In the 1790s, the Italian priest Lazzaro Spallanzani, chair of natural history at the University of Pavia, conducted some more sophisticated experiments on volcanic rock samples brought back from his travels in southern Italy, subjecting them to intense heat in a smelting furnace before extracting a liquid that contained hydrochloric acid, as he discovered by testing it on his tongue. But the most diligent 18th-century student of Italian volcanoes was not a priest, but a Scottish diplomat. Posted to Naples in 1764 as Envoy Extraordinary to the Kingdom of the Two Sicilies, the dilettante geologist William Hamilton became so fascinated by the activity of Vesuvius, then in one of its excitable phases, that he stayed in his poorly paid post for 37 years partly in order to monitor it. His two volumes of observations compiled for the Royal Society of London in 1776 and 1779, for which he commissioned vivid on-the-spot illustrations from the young Italian artist Pietro Fabris, are some of the first blow-by-blow accounts of volcanic activity, and the most sumptuously illustrated. Whether Hamilton’s passion was shared by his wife Emma is not recorded, but it could explain his laid-back attitude to her affair with Nelson — next to a volcano, she was not such hot stuff.

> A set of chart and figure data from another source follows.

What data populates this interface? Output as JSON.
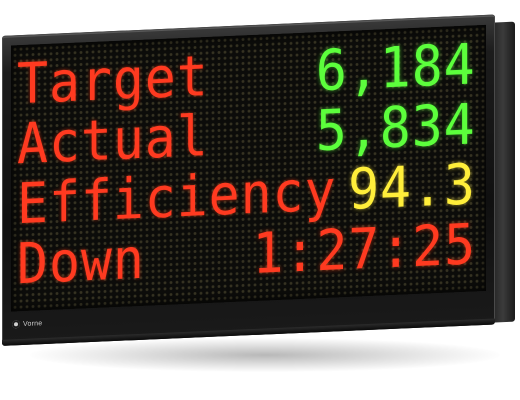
{
  "display": {
    "rows": [
      {
        "label": "Target",
        "value": "6,184",
        "value_color": "#5cff3c"
      },
      {
        "label": "Actual",
        "value": "5,834",
        "value_color": "#5cff3c"
      },
      {
        "label": "Efficiency",
        "value": "94.3",
        "value_color": "#ffee3a"
      },
      {
        "label": "Down",
        "value": "1:27:25",
        "value_color": "#ff3a20"
      }
    ],
    "label_color": "#ff3a20"
  },
  "brand": {
    "logo_icon": "brand-logo-icon",
    "name": "Vorne"
  }
}
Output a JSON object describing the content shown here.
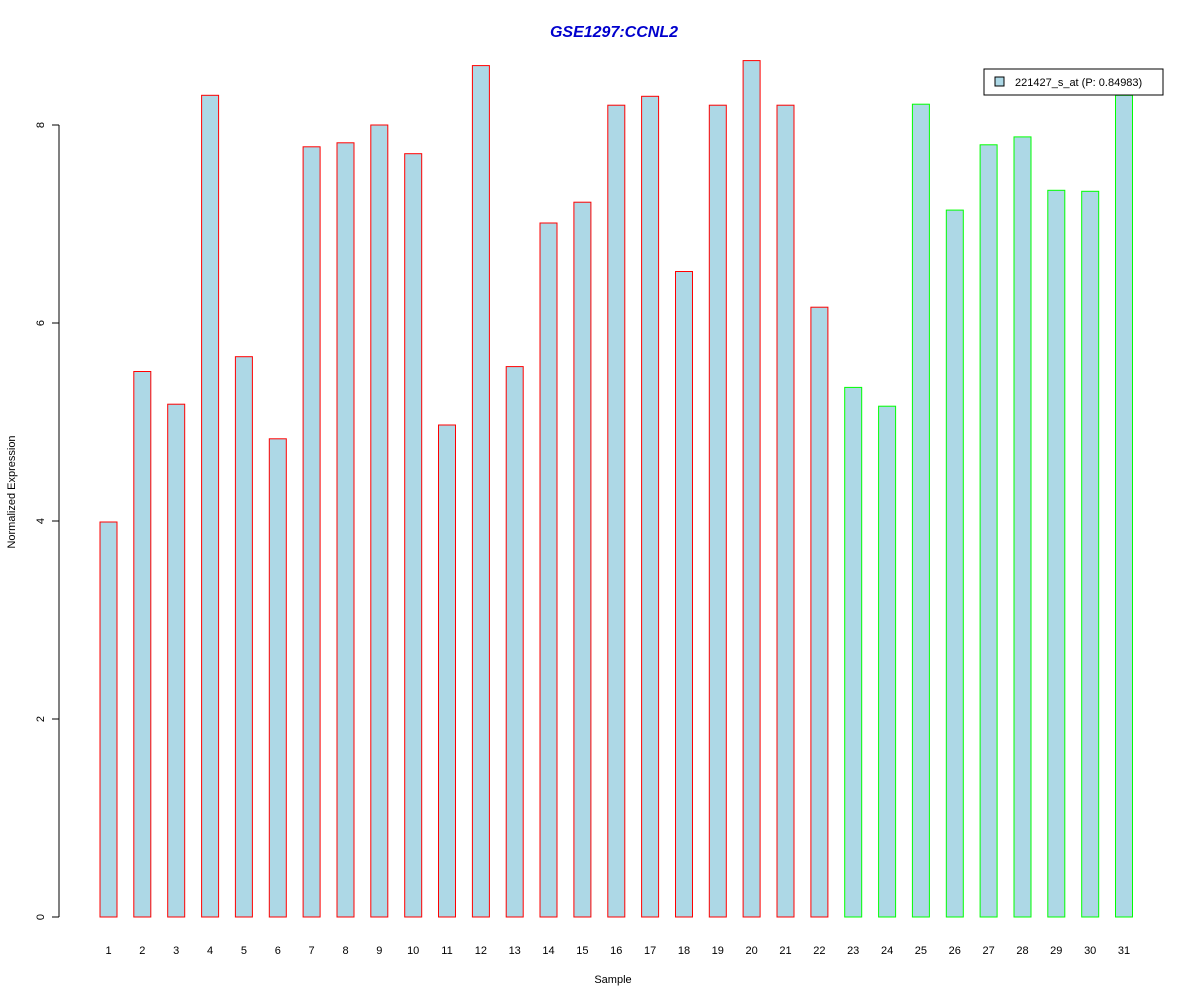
{
  "chart_data": {
    "type": "bar",
    "title": "GSE1297:CCNL2",
    "xlabel": "Sample",
    "ylabel": "Normalized Expression",
    "ylim": [
      0,
      8.6
    ],
    "yticks": [
      0,
      2,
      4,
      6,
      8
    ],
    "categories": [
      "1",
      "2",
      "3",
      "4",
      "5",
      "6",
      "7",
      "8",
      "9",
      "10",
      "11",
      "12",
      "13",
      "14",
      "15",
      "16",
      "17",
      "18",
      "19",
      "20",
      "21",
      "22",
      "23",
      "24",
      "25",
      "26",
      "27",
      "28",
      "29",
      "30",
      "31"
    ],
    "series": [
      {
        "name": "221427_s_at (P: 0.84983)",
        "values": [
          3.99,
          5.51,
          5.18,
          8.3,
          5.66,
          4.83,
          7.78,
          7.82,
          8.0,
          7.71,
          4.97,
          8.6,
          5.56,
          7.01,
          7.22,
          8.2,
          8.29,
          6.52,
          8.2,
          8.65,
          8.2,
          6.16,
          5.35,
          5.16,
          8.21,
          7.14,
          7.8,
          7.88,
          7.34,
          7.33,
          8.3
        ]
      }
    ],
    "group": [
      "red",
      "red",
      "red",
      "red",
      "red",
      "red",
      "red",
      "red",
      "red",
      "red",
      "red",
      "red",
      "red",
      "red",
      "red",
      "red",
      "red",
      "red",
      "red",
      "red",
      "red",
      "red",
      "green",
      "green",
      "green",
      "green",
      "green",
      "green",
      "green",
      "green",
      "green"
    ],
    "colors": {
      "fill": "#add8e6",
      "group_red": "#ff0000",
      "group_green": "#00ff00",
      "title": "#0000cd"
    },
    "legend_position": "top-right",
    "grid": false
  }
}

With the invention of the camera, volcanic imagery becomes noticeably duller. Compared with the red-hot drama of Fabris’s paintings, an early slide of Vesuvius erupting in April 1872 is all smoke and no fire. The post-apocalyptic images of the aftermath of the 1902 eruption of the Soufrière Saint Vincent recorded by the aptly named volcano photographer Tempest Anderson pale by comparison with J.M.W. Turner’s pyrotechnic vision of the same volcano erupting in 1812, painted from a borrowed sketch and his imagination. Turner’s painting is not in the show, but its lurid palette is easily matched by William Ashcroft’s watercolour records of the freak series of blood-orange sunsets seen over the Thames at Chelsea in November 1883, three months after the spectacular eruption of Krakatoa.

The worrying thing about volcanic eruptions, for those of us living on geologically stable islands, is how far-reaching their effects can be. When a volcano throws up a plume of ash and gas 12 miles into the air, the environmental repercussions are global. The fallout from the eruption of Krakatoa’s sister volcano Tambora in April 1815, witnessed by Stamford Raffles as governor of Java, caused widespread crop failures in the ‘year without a summer’ that followed, when the Swiss were reportedly reduced to eating cats. But even volcanic clouds have silver linings. Stuck indoors that rainy summer while on holiday in Geneva, Byron, Shelley and the then Mary Wollstonecraft Godwin fended off boredom by making up ghost stories. An original draft of Mary Shelley’s Frankenstein, published two years later, is in the exhibition.

Pyle makes no attempt in his catalogue to disguise the fact that vulcanology is not a precise science; even with modern advances in monitoring equipment the ground beneath our feet remains rocky. The bad news is that the most violent eruptions tend to come from volcanoes that have lain doggo for centuries, quietly accumulating magma. The best we can do is ‘use measurements of how the Earth’s gravity and magnetic field change across the surface of the planet to get a fuzzy idea of what might be happening at depth’.

It’s hardly reassuring. Better keep the cat well fed and the Gothic novel ideas on ice.